Rather than fail miserably at trying to jump into a conversation I wasn’t yet prepared to have, I decided to be silent for a short moment. And as Hypepotamus gets back to business, I felt it necessary to share my thoughts on silence.

Silence can be deafening. It can be taken as cruelty, abandonment, cowardice, surrender, and even violence. Silence can indeed be betrayal. These things are all true.

But silence can also be reverence. It can be respectful, considerate, careful, necessary for listening, and well-intentioned. Silence can still be golden, especially if, when you’re ready to be heard, you’re also ready to show up and be part of the actual solution.

We are in a time where those of good conscience are feeling a call to support those who have seen the worst treatment our country’s power structure has to offer. We have together, in rapid succession, witnessed unbelievably clear imagery of what happens when racism goes unchecked and ignored. We have seen a black man murdered with a shotgun while jogging, right here in Georgia. We’ve seen a white woman using her privilege to falsely report physical threats from a black man who was simply trying to admire birds in New York City’s Central Park. We saw a white police officer kill an unarmed and detained black man, by kneeling on his neck for more than eight minutes, in public. And we saw that it took a week of intense nationwide and global protest in order for this officer and three others to be charged with a crime.

Atlanta Black Lives Matter Protests

Photo by Mike Jordan

The killings of Ahmaud Arbery, Breonna Taylor and George Floyd, and the threatening of Christian Cooper, were stomach-churning reminders of a reality many of us had never before seen with such clarity. There is no plausible deniability that black Americans live under different conditions. Call it oppression, or terror, or constant threat. You might even call it, with historical accuracy, the American way.

And when you realize just how much African-Americans have endured to have simply survived as well as we have, you start to understand that we are indeed an inspiring group of people who deserve better. We thrive, we endure, we continue to look for a future in which the tragedies of yesterday inform and guide a hopeful tomorrow. We are as American as the American Dream could possibly be, if it is indeed to be believed as a real thing.

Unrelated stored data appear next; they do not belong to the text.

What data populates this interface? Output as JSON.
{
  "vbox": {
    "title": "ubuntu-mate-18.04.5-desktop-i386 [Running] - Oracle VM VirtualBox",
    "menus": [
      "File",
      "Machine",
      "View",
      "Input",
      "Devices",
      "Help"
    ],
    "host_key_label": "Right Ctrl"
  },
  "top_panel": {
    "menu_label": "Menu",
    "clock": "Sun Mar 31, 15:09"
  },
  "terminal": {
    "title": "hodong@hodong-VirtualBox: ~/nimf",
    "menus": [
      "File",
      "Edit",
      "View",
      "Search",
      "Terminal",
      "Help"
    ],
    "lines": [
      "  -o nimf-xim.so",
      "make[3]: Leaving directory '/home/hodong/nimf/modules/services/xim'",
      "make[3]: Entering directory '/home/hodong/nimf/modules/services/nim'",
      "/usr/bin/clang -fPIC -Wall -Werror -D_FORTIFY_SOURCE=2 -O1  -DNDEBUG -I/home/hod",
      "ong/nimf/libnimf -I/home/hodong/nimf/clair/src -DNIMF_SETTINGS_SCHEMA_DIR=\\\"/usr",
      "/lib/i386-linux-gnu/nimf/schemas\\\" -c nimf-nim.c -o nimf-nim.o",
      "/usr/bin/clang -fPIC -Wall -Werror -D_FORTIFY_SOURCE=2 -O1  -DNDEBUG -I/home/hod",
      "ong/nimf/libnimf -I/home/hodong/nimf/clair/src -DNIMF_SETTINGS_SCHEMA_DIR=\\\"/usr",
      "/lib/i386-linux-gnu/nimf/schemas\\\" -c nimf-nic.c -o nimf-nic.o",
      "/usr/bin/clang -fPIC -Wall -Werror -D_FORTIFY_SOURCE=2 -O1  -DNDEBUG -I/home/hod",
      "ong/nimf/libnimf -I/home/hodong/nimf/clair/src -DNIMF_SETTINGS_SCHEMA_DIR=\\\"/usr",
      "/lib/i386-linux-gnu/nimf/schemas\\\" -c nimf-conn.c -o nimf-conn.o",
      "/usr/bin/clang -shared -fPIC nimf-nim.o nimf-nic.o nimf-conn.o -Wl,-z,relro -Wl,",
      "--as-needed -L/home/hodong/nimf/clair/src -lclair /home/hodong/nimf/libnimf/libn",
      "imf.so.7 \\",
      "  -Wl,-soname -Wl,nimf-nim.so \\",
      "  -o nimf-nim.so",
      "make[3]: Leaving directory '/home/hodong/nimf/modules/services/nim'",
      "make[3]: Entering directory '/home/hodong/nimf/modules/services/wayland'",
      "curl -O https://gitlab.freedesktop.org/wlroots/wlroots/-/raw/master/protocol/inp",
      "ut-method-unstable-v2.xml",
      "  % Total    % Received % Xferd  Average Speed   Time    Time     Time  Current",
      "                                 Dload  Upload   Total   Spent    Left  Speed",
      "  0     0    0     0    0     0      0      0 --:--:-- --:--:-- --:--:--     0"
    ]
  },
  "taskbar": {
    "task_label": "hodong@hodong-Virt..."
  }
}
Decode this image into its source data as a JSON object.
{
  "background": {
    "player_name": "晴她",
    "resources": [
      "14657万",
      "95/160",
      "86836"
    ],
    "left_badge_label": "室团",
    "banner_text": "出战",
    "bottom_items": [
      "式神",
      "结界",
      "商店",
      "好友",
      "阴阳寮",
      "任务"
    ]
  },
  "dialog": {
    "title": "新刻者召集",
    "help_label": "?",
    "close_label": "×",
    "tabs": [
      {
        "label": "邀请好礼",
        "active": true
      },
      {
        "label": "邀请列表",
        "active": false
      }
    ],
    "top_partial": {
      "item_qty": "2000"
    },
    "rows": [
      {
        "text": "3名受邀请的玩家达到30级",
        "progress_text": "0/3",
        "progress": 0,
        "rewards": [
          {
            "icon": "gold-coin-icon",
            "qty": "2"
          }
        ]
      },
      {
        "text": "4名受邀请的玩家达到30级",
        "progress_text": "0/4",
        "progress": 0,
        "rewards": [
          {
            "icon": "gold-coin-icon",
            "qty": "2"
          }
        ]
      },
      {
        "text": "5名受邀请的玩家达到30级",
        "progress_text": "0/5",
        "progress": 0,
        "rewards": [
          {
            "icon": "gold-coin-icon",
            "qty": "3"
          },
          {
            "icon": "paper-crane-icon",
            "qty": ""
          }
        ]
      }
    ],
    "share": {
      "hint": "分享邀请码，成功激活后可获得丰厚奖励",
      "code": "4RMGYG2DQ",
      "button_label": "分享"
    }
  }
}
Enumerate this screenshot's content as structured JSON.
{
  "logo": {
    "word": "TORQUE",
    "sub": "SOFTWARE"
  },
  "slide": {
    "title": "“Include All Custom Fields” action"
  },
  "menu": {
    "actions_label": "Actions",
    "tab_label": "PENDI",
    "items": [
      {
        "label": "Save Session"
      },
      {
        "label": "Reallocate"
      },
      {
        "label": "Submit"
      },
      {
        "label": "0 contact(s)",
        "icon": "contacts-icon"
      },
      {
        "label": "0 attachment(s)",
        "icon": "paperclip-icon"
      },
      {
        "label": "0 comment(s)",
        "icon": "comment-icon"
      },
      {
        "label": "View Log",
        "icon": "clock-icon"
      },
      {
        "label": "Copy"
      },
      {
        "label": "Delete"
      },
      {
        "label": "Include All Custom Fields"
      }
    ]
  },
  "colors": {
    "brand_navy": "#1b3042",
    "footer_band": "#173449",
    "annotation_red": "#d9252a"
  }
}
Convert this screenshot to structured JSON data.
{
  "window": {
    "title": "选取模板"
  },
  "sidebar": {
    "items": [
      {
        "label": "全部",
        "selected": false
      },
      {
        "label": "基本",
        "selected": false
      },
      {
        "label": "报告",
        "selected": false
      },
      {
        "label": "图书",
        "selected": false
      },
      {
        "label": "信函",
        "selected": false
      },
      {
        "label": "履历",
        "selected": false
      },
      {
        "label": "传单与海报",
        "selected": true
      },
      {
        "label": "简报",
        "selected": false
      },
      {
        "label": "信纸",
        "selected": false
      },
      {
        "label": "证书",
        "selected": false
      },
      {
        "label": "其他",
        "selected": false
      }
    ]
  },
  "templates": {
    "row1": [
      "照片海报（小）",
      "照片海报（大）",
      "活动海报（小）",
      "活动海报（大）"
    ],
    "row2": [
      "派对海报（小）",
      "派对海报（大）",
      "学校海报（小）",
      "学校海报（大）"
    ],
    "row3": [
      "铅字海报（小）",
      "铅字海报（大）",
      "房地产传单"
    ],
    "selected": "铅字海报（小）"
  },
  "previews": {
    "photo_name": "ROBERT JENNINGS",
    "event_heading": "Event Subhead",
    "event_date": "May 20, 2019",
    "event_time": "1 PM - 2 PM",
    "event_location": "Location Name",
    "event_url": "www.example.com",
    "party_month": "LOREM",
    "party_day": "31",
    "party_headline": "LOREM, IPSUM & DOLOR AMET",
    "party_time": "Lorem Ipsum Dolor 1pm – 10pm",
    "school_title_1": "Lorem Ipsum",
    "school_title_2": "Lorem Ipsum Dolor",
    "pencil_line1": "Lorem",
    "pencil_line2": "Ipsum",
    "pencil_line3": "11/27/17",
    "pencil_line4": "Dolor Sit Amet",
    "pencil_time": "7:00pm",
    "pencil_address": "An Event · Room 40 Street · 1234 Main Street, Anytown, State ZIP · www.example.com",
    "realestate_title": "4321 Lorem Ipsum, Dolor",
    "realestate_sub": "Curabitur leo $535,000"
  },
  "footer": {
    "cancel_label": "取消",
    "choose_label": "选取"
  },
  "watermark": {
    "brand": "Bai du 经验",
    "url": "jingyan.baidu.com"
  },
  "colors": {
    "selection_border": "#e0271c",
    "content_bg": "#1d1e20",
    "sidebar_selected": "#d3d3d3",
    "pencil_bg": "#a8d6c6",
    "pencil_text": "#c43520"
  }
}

And that gets us to the question of what we believe.

What about you? Do you believe there is something you can do, rather than simply say, in order to affect change? Do you believe the tech community, with all its disruption and ways to increase efficiencies, can be of service today?

Do you believe that we’d even be talking about George Floyd, or Ahmaud Arbery, or Christian Cooper, if not for the ability to instantly upload and share cell phone video? Isn’t that tech?

We can safely assume that few people would know any of these victims’ names, and we can also assume that the perpetrators of these crimes would be free today. That’s the silence that kills.

Atlanta Black Lives Matter Protests

Photo by Mike Jordan

Technology has an ongoing responsibility to be an ally for justice, and good for humanity. As we see that brutality, while universal in some ways, has a particular affinity for African-Americans, we should strive to see ourselves as a human family. In our differences we should also recognize our similarities. We are neighbors, coworkers, citizens and members of a community that is bigger than our region, country and continent.

So no, I didn’t quit, and neither did Hypepotamus. We paused to think about this moment, and what it means to be a source of information that serves the community. And we are less about the appearance of solidarity than we are about the proof.

Expect Hype to be active in the fight for equality and justice. Hold us accountable. Reach out to us and tell us what we can do to be of service.

And know that it’s OK to hold your words when they are not yet clear, because the world will remember what you did today far more than what you said.